I would probably avoid using the #(..) syntax sugar for these kinds of things. The shorthand is most useful for very simple inline anonymous functions, and even then I typically prefer to write out the fn explicitly.

Comments

Thanks. Figured it would be something awkward. I don't understand why #(%) is treated as a function evaluation. Does the reader see (%) first and try to evaluate it before parsing the #?

---

Pretty sure the [FnReader](https://github.com/clojure/clojure/blob/master/src/jvm/clojure/lang/LispReader.java#L861) which is mapped to the dispatch reader for the \( character reads the form literally and constructs a `fn` form that is evaluated.
  
    user=> (read-string "#(+ % 2)")
    (fn* [p1__3#] (+ p1__3# 2))
    user=> (read-string "#(%)")
    (fn* [p1__6#] (p1__6#))

---

Thanks for the read-string function. Didn't know about that. Looks like the fn template into which #() expands has the extra () which requires that the form in #() can be evaluated.

---

In a nutshell, this is what I see going on (translated to clojure, missing some validation stuff):


(require '[clojure.walk :as w])
(require '[clojure.string :as s])

(def the-form '(+ 1 (* % 3)))

(def anons #{"%" "%&"})
(def multi #"%[0-9]*")
(defn infer-args [form]
  (->> form
       (tree-seq coll? seq)
       (filter
        #(and (symbol? %)
              (or (anons (name %))
                  (re-find multi (name %)))
              %))))

(defn derive-function [form]
  (let [args       (infer-args form)
        args->syms (zipmap args (repeatedly #(gensym "arg")))
        new-args   (vals args->syms)]
    `(fn [~@new-args] ~(w/postwalk-replace args->syms form))))

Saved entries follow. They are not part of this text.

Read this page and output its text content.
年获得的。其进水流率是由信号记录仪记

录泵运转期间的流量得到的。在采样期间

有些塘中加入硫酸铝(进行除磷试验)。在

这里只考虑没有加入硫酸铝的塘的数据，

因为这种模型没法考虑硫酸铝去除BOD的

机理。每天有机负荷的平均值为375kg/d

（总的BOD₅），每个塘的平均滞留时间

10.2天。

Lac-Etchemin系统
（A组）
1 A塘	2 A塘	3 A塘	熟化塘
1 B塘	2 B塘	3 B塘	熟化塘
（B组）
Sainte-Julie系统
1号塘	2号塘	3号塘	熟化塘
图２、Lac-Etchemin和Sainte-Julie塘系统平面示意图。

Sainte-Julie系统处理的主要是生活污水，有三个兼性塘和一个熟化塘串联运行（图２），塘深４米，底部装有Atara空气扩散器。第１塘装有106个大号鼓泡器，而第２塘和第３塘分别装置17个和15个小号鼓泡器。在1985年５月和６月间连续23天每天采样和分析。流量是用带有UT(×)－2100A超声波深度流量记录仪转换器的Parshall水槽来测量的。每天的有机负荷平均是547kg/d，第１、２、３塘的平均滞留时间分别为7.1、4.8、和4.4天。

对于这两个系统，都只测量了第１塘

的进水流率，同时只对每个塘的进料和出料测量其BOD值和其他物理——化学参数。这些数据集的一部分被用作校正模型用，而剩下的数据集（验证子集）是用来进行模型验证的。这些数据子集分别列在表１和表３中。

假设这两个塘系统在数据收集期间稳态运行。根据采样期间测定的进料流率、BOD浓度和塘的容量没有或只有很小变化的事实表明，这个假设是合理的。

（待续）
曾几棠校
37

So the reader provides a clojure form, `(+ 1 (* % 3))`, as defined by the-form.  This form is inferred to be the "body" of a `fn` invocation, where the arguments are implied by the presence of any % prefixed symbols.  So we pass the body form to a function that scrapes it to determine args, then emits a `fn` form with the inferred args and the original body, where the raw args have been replaced by gensym'd ones.  Since the dispatch function is associated with `(`, we always have to pass a readable sexpr for the function body.  So there is no way to pass a function that returns a simple value directly with the established syntax.

Answer 2

To define constantly using the #() shortcut, I'd do this. Let's say I want to make a function that always returns 1.

I could do:

(constantly 1)

But to do it using #():

#(do %& 1)

%& is required to ensure that it works for any arity. But we want to ignore the arguments. do returns the value of the last expression, so in this case it will return 1.